Voilà qui aurait été une position responsable pour un Etat Français réellement soucieux de l’équité sur ses territoires.

Méconnaissance totale

Comment est-il possible, en partant d’un état des lieux aussi lucide, de répondre par encore davantage de centralisme ? Demander aux établissements nationaux parisiens de rayonner davantage dans nos campagnes et autres «zones blanches», en diffusant leurs productions sur ces territoires, relève au mieux d’une méconnaissance totale de la situation, au pire d’une irresponsabilité politique et d’un mépris pour l’ensemble des acteurs culturels. La décentralisation, c’est-à-dire la présence en région d’institutions d’envergure nationale, productrices d’œuvres à rayonnement national, est à l’œuvre depuis soixante-dix ans. N’aurait-il pas été plus intelligent et efficace de s’appuyer sur cette expertise ; plus glorieux, d’agir hautement pour que l’Etat redonne du souffle à cette politique d’ensemencement local et de coaction avec les collectivités territoriales et les opérateurs locaux ?

Les habitant.e.s de ce pays ne sont pas une simple clientèle éloignée de l’offre parisienne ! Ils n’ont pas besoin d’une plus grande diffusion de produits culturels, mais d’une politique publique digne de ce nom qui s’engage pour eux au même titre que pour les habitant.e.s de la capitale. La vitalité de nos territoires passe par davantage d’implantation d’artistes, par une plus juste répartition des moyens au service des projets artistiques et des publics entre Paris et la «province», par un soutien réaffirmé de l’Etat à toutes les structures de création et de diffusion implantées en régions, qu’il s’agisse des Centres dramatiques nationaux dont l’Etat est majoritairement responsable, des scènes nationales ou des scènes conventionnées dont il abandonne trop régulièrement l’existence et les missions essentielles au bon vouloir des collectivités territoriales.

Bon sens

Comment interpréter, dans ce contexte, l’effet d’annonce de mesures nouvelles à hauteur de 6,5 millions d’euros pour soutenir les projets engagés au service des publics les plus éloignés ? 6,5 millions, dont près de la moitié sera consacrée à l’implantation de micro-folies numériques et dont le reste devra se répartir sur plus de 300 structures labellisées et des centaines de compagnies indépendantes ? Une diversion en forme de saupoudrage, alors que dans la même temporalité, on nous annonce un gel de précaution de 3% des budgets confiés aux directions régionales des affaires culturelles (Drac). Cela veut dire que 3% des budgets dédiés à nos établissements et à l’ensemble des équipes de création ne seront pas distribués tant qu’un dégel ne sera pas annoncé par Bercy. 3% des budgets «création», cela représente près de 24 millions d’euros. Qu’on nous explique le bénéfice de gagner quelque 6 millions de mesures nouvelles pour aller à la rencontre des publics tout en perdant 24 millions pour la création ? Il n’y a ni itinérance ni actions artistiques et culturelles possibles, sans création. Là, il ne s’agit plus de mathématiques mais de bon sens.
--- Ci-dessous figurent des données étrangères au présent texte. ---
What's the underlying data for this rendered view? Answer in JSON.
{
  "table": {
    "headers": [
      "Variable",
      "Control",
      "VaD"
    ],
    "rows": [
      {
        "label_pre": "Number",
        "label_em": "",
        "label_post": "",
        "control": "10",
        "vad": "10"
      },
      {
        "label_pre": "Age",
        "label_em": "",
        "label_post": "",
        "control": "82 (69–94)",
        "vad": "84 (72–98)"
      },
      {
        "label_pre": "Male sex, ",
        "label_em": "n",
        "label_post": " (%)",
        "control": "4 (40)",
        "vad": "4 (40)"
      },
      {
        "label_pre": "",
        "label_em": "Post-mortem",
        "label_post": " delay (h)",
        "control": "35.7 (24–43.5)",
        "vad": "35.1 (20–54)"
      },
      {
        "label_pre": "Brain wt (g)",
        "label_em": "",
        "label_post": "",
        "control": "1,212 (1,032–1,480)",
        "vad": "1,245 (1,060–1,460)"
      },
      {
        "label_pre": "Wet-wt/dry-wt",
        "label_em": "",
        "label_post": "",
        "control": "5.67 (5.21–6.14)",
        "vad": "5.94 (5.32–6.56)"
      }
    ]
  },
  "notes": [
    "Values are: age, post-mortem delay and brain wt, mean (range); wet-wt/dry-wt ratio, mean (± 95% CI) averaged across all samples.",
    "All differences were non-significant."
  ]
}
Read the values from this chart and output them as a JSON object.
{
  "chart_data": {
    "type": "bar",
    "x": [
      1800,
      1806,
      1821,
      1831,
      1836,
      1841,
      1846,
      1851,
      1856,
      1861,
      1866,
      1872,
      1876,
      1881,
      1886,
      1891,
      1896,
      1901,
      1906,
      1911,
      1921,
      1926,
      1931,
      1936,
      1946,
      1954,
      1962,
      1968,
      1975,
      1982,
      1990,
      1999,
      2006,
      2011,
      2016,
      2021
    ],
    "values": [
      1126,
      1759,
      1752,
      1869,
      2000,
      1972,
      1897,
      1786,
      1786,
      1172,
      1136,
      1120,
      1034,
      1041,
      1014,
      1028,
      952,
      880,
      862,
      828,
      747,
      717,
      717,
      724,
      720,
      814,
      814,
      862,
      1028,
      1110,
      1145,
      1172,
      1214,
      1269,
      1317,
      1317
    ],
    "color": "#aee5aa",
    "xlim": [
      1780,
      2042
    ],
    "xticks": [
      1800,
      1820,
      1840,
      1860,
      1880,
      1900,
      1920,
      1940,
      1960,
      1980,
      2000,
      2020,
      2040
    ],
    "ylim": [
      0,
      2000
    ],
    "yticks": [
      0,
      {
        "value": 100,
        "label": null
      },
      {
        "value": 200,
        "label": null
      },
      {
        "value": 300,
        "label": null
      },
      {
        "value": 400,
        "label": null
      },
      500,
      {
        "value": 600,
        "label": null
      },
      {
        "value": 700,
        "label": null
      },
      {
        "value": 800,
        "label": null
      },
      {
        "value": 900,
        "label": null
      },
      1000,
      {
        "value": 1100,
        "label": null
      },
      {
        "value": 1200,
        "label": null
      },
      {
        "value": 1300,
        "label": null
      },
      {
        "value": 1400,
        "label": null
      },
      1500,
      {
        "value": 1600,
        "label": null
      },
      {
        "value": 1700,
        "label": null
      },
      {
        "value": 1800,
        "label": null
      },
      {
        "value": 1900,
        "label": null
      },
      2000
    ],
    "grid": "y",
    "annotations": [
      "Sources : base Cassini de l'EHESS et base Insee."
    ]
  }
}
Et qu’on ne vienne plus nous dire que c’est une question de rigueur budgétaire. Nous avons la preuve ici que c’est une question d’idéologie. Au lieu de renforcer les projets d’établissements qui soutiennent au quotidien la création au service de tous les publics, au lieu de soutenir l’existence des compagnies indépendantes qui meurent à petit feu du resserrement drastique des marges budgétaires des Drac, on préfère investir dans un dispositif nommé «Pass culture», qui offrira aux jeunes un «pouvoir d’achat culturel», dont l’encadrement est mal défini, dont le coût est estimé à 400 millions d’euros et dont une grande partie des retombées profitera aux industries culturelles privées.

Acte II

L’enjeu à peine dissimulé de cette politique est de mieux industrialiser les produits artistiques et culturels dans ce pays pour mieux amortir les investissements centralisés de l’Etat. Il devient clair désormais que la redistribution équitable des moyens sur l’ensemble du territoire n’est pas ici l’objectif du gouvernement. Pourtant ce sont de ces territoires qu’émergent les artistes les plus inventifs et les plus innovants. Ce sont les artistes en création sur ces territoires, les compagnies indépendantes implantées localement, en lien direct ou indirect avec nos lieux, qui forgent la richesse et la diversité de la culture française, qui irriguent toutes les régions de pensées et de rencontres, et nourrissent même l’attraction culturelle de la capitale en y diffusant leurs plus belles créations.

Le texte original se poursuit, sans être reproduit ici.